WRIGHT: Here’s another thing, and maybe this is too big to get into, but there’s also the two theories about ghosts: The more traditional theory, in horror novels and stuff like that, is a ghost is a soul left on earth in purgatory with unfinished business and unable to go to heaven or hell. And then the other theory, which is covered in Nigel Kneale’s great TV movie The Stone Tapes, is the idea of a haunting being the psychic residue of an event. I don’t have the scientific explanation for this, but it’s something like: if a murder happened in a room would that be any like psychic residues left behind? Even just the emotional echo of the event?  

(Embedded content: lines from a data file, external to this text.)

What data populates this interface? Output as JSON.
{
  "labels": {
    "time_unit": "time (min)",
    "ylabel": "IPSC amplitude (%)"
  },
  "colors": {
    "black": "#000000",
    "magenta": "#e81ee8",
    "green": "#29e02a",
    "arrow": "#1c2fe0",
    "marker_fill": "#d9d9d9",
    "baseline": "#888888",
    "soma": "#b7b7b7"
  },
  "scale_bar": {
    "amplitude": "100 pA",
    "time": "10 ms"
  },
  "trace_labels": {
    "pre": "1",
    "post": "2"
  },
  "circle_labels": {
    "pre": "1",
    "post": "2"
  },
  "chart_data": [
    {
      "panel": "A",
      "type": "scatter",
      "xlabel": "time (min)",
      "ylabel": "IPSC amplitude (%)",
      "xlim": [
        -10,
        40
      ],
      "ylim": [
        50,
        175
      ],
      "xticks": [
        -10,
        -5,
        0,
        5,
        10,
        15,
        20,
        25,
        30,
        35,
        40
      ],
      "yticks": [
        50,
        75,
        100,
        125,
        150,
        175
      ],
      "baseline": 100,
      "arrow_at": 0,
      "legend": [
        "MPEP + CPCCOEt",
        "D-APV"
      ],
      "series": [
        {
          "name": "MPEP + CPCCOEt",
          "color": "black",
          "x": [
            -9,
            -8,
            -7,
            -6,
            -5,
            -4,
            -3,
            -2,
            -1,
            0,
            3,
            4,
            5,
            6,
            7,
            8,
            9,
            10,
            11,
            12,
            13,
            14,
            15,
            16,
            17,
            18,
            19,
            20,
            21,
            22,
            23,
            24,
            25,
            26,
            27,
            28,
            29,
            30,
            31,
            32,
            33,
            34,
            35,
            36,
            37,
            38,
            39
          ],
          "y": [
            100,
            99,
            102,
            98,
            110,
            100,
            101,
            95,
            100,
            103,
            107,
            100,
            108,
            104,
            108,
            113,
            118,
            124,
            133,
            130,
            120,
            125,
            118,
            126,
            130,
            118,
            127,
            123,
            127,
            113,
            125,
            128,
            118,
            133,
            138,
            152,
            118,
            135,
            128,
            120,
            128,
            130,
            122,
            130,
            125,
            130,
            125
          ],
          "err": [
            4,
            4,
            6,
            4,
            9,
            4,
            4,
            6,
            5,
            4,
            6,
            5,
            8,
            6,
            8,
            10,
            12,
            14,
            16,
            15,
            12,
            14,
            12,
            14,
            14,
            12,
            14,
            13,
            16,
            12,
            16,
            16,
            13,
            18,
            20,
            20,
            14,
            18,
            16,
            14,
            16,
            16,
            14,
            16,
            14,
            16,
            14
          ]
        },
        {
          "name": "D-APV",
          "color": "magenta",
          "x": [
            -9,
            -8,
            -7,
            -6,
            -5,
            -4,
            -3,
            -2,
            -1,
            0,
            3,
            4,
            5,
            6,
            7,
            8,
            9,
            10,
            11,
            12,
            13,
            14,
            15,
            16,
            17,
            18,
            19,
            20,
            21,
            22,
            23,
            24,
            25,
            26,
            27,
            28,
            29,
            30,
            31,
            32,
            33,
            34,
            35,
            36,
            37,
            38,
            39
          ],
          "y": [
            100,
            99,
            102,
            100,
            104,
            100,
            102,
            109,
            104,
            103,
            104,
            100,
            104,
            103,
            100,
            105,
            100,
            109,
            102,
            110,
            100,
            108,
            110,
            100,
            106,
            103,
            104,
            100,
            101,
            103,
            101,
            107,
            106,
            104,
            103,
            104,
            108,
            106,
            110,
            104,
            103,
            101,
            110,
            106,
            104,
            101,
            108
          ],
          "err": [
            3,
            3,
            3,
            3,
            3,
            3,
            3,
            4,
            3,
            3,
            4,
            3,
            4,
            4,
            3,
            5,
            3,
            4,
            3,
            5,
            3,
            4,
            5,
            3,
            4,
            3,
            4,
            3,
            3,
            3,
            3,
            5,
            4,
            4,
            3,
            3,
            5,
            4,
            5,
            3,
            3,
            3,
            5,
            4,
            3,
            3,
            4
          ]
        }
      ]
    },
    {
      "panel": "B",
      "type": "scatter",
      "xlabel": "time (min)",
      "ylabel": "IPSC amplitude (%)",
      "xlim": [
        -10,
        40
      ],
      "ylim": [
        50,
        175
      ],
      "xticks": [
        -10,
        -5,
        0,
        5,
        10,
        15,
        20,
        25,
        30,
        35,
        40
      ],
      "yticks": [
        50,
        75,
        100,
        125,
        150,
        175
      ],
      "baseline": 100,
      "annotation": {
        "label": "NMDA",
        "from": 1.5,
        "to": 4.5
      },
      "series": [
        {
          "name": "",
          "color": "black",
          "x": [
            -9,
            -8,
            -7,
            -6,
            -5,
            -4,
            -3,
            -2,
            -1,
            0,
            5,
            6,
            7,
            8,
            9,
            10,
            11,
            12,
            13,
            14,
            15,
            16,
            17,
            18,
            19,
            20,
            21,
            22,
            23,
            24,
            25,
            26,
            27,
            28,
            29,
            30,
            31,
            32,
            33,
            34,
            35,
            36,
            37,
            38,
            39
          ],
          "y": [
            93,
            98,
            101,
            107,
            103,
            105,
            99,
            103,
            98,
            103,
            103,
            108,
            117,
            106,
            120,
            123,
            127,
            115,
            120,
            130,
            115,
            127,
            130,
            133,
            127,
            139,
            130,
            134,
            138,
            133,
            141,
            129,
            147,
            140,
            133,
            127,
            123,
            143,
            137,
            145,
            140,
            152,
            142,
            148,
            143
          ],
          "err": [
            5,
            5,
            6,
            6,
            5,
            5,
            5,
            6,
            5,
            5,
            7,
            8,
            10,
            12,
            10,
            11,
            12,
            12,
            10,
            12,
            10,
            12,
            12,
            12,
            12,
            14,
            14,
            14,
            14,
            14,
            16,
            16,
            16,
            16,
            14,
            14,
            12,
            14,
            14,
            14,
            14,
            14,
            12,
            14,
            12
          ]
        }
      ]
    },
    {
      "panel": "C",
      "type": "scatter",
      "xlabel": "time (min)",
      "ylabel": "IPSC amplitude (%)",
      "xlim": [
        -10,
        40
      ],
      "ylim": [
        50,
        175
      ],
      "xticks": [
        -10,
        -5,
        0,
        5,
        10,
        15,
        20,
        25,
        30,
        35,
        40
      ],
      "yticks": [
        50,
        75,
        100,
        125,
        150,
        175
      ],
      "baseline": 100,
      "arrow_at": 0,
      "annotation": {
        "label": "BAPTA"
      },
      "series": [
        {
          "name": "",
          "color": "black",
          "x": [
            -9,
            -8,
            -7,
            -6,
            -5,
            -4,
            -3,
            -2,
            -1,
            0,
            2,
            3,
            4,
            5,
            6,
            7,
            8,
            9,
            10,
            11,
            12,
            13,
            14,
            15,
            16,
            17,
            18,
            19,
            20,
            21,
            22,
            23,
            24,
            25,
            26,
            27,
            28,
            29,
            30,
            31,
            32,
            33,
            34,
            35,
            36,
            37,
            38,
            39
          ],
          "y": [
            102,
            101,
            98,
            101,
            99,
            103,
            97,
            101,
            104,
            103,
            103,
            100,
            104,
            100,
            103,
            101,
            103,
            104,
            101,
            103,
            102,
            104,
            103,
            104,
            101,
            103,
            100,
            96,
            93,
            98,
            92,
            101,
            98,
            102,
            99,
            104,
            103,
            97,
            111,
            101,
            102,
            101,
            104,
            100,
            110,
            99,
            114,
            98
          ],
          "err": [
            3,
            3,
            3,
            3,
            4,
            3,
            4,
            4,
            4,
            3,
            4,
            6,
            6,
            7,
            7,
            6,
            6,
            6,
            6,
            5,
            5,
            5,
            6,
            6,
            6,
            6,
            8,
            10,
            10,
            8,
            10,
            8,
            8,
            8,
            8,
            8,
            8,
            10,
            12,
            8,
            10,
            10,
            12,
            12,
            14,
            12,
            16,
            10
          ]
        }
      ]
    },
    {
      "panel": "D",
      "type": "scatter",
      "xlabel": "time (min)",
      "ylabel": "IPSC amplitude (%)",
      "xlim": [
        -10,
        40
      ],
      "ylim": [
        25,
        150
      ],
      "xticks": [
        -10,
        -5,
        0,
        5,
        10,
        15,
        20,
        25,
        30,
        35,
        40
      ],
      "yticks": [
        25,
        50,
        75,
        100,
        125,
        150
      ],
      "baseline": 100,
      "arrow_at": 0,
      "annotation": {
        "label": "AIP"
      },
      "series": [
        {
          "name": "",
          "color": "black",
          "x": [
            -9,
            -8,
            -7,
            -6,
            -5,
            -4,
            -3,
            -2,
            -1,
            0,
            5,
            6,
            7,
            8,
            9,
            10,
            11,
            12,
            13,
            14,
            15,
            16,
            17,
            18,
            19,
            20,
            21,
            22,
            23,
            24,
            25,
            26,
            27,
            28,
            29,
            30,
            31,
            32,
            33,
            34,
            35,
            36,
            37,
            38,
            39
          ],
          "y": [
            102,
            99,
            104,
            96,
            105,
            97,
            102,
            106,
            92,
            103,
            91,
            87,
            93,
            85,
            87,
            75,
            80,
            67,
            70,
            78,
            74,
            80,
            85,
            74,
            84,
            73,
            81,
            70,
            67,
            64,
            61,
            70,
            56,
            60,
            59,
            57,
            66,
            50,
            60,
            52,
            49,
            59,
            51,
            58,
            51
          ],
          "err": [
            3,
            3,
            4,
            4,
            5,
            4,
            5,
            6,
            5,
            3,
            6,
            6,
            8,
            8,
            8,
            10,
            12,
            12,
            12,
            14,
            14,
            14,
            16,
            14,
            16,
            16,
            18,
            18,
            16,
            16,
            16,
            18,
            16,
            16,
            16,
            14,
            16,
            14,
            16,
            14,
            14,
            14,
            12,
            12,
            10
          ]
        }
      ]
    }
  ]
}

FUKUNAGA: The one in Mexico was absolutely an echo of a real event, and what I saw and heard was then confirmed later on outside of me. But I’ve also been asked to transmit a message to someone still alive from a dead person. That episode confused me, because that’s expressing a desire and will beyond the grave.  Prior to that, I’d always believed it’s an echo; it’s the energy that exists, and you can kind of walk into it like a radio wave and interpret it. Or it’s just so piercing that it travels through time. But beyond the grave will? I don’t know where that comes from.  I don’t have a system to describe that.

WRIGHT: I’ve never been somebody that feels like I’ve ever really had that experience, like my mother has, and I’ve always felt slightly bereft that I haven’t. Maybe, in a weird way, that’s why I made this movie; to live vicariously through my own mother.